Pelos lábios de cada um de nós passam lábios estranhos, mãos estranhas acariciam nossas bochechas. Sorrisos que não exprimem nada, olhos que não sabem enxergar. Trocamos nossa humanidade pelo maquinal, nossos sonhos por dinheiro e nossa compaixão por ignorância. Acostumamos nossas mentes a duvidar do impossível, a rejeitar o divino, a rir da esperança. Deixamos que chamem nossa fé de fraqueza, deixamos que nos contaminassem com o ódio e a apatia. Acostumamos nossos cérebros com as imagens da televisão, nossos olhos com as luzes do computador, nossos polegares com as teclas inexistentes do celular. Trocamos os conselhos dos nossos pais pelos dos amigos instantâneos.
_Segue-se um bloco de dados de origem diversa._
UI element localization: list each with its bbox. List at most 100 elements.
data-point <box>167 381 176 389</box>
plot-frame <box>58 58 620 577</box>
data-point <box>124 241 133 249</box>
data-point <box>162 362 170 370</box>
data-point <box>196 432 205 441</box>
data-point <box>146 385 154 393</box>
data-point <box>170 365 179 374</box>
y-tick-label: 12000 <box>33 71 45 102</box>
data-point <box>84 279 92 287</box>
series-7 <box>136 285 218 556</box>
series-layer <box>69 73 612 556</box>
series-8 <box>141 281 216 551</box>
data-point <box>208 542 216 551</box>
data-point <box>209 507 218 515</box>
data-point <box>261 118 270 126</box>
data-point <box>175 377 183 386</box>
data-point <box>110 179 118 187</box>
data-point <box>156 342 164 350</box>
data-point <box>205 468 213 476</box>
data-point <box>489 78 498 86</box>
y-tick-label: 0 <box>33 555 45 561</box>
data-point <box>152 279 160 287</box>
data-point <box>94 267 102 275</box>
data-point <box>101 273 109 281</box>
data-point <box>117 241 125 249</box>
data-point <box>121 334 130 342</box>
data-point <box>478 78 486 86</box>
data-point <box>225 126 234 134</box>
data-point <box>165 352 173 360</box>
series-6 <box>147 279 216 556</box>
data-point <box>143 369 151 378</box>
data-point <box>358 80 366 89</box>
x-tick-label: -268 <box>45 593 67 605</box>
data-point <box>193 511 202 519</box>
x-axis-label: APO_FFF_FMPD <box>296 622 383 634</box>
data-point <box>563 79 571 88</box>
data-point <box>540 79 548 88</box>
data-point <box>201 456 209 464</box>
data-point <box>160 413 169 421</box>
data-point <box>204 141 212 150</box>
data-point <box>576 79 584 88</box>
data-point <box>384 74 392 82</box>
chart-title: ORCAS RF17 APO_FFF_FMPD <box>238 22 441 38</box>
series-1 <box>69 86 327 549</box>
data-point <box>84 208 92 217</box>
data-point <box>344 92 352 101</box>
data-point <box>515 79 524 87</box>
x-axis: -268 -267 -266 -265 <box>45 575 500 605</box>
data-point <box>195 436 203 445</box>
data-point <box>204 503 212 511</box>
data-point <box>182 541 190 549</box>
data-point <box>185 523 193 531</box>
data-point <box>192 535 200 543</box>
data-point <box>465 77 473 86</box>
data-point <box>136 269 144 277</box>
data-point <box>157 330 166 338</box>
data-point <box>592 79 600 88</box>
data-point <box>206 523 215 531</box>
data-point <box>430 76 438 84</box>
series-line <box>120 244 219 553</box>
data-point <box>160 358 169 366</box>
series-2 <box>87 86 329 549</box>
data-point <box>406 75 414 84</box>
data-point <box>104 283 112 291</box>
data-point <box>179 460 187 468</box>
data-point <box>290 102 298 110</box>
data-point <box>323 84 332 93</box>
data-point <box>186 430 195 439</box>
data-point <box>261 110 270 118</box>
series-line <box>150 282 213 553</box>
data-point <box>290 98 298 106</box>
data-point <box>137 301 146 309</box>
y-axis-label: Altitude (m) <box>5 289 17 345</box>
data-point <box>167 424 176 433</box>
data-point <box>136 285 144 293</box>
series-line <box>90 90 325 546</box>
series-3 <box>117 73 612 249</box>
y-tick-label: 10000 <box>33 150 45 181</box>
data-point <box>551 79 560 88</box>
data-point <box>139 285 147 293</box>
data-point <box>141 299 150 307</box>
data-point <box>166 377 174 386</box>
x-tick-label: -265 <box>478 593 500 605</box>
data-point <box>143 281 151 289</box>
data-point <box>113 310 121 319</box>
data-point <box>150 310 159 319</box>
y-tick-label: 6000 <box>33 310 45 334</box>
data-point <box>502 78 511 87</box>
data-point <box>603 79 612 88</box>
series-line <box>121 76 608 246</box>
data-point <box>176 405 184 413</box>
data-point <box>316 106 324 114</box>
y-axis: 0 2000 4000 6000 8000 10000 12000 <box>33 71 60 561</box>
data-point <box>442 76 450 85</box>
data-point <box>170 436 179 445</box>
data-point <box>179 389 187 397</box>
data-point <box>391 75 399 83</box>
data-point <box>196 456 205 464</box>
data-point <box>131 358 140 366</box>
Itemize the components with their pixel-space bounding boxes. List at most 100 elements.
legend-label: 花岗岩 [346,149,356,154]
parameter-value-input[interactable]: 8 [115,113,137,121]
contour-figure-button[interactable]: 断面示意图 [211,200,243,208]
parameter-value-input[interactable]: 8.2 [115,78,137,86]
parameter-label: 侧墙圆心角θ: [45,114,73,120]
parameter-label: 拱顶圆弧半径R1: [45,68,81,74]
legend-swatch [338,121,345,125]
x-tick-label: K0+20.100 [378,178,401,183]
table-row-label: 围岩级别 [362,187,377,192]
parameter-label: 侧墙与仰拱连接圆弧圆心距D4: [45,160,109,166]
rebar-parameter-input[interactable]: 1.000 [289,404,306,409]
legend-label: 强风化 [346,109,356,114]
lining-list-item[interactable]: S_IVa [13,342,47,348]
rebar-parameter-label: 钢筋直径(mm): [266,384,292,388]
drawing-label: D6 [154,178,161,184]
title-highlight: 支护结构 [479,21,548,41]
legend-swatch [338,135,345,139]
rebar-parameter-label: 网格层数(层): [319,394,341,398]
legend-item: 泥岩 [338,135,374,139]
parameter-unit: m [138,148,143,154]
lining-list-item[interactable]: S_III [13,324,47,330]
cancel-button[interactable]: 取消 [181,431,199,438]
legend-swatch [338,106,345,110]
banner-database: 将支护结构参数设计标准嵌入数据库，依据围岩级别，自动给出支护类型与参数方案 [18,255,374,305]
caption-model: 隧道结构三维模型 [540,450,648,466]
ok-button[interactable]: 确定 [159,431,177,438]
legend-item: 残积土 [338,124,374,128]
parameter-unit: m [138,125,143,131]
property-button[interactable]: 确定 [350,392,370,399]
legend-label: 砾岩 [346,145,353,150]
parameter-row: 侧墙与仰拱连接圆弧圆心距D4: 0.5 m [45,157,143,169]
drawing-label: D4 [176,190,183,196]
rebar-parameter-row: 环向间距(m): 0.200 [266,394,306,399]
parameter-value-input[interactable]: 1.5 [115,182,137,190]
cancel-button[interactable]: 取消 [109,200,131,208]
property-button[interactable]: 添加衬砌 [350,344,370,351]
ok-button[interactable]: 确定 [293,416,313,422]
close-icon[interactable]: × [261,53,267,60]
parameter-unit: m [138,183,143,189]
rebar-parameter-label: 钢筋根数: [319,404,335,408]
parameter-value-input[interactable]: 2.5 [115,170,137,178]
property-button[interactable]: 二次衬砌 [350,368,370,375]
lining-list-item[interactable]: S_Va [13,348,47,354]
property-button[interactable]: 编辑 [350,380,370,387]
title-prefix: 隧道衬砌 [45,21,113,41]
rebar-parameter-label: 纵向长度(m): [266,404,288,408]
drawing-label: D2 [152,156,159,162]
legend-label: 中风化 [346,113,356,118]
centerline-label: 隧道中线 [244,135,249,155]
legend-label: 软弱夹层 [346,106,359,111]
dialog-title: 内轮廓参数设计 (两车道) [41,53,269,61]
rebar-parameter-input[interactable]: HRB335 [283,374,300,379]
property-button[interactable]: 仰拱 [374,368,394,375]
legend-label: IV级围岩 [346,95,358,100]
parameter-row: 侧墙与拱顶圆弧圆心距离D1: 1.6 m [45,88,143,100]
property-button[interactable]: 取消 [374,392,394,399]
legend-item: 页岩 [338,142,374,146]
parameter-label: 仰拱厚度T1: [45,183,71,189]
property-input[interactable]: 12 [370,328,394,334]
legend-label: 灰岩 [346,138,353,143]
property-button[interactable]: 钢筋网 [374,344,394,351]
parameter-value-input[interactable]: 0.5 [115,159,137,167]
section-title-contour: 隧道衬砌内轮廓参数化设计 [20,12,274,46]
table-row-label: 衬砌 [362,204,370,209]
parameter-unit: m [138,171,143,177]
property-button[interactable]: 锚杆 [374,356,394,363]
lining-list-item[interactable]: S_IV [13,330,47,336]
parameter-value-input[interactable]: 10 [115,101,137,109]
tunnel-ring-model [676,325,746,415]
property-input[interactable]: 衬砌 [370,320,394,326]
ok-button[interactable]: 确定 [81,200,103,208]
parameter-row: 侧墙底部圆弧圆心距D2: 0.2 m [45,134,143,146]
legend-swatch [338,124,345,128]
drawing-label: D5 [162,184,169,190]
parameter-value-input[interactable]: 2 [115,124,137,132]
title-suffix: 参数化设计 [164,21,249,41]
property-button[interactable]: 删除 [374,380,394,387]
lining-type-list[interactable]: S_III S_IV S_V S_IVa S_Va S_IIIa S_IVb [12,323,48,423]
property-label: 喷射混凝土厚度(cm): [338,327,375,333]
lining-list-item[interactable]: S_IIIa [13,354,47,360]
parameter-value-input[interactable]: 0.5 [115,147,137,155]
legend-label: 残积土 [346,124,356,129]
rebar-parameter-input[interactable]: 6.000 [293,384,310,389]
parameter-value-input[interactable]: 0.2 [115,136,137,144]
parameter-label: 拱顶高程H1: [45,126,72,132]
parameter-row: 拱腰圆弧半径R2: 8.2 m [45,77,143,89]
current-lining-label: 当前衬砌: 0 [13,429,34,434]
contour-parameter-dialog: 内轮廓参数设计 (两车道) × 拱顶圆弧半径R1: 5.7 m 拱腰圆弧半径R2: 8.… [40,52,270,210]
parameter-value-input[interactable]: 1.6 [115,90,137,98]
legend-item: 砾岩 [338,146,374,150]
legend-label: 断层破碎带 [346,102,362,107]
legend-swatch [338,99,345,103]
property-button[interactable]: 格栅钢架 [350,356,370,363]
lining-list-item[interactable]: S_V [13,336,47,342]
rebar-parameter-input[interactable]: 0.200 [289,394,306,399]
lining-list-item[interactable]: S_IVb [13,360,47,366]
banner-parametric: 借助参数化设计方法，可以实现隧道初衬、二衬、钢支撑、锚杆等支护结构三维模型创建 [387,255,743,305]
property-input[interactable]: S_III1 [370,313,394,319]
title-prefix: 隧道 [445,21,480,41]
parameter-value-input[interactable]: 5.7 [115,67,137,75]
Trocamos nossa saúde por fama, nos acostumamos a tomar a glória por alimento. Cantamos o que detestamos, vestimos o que nos deixa inseguros, dizemos o que o outro quer ouvir.
A liberdade de dizer um não foi trocada pelo medo de ser rejeitado. A precaução de recusar um copo a mais foi trocada pela busca de uma reputação que não queremos de verdade. Nossos sorrisos são vendidos em garrafas, nossos sentimentos transformados em números, e nossa vergonha é exposta em diferentes canais. Trocamos a confiança por cadeados, trocamos nossas vozes por lágrimas. Nos acostumamos a não amar, a não sermos amados. Nos acostumamos a nos vender por olhares, a olhar quem se vende. Corpos usados, cabeças perturbadas, mãos desobedientes, tiranas; bocas imundas. Mundo imundo, mal acostumado.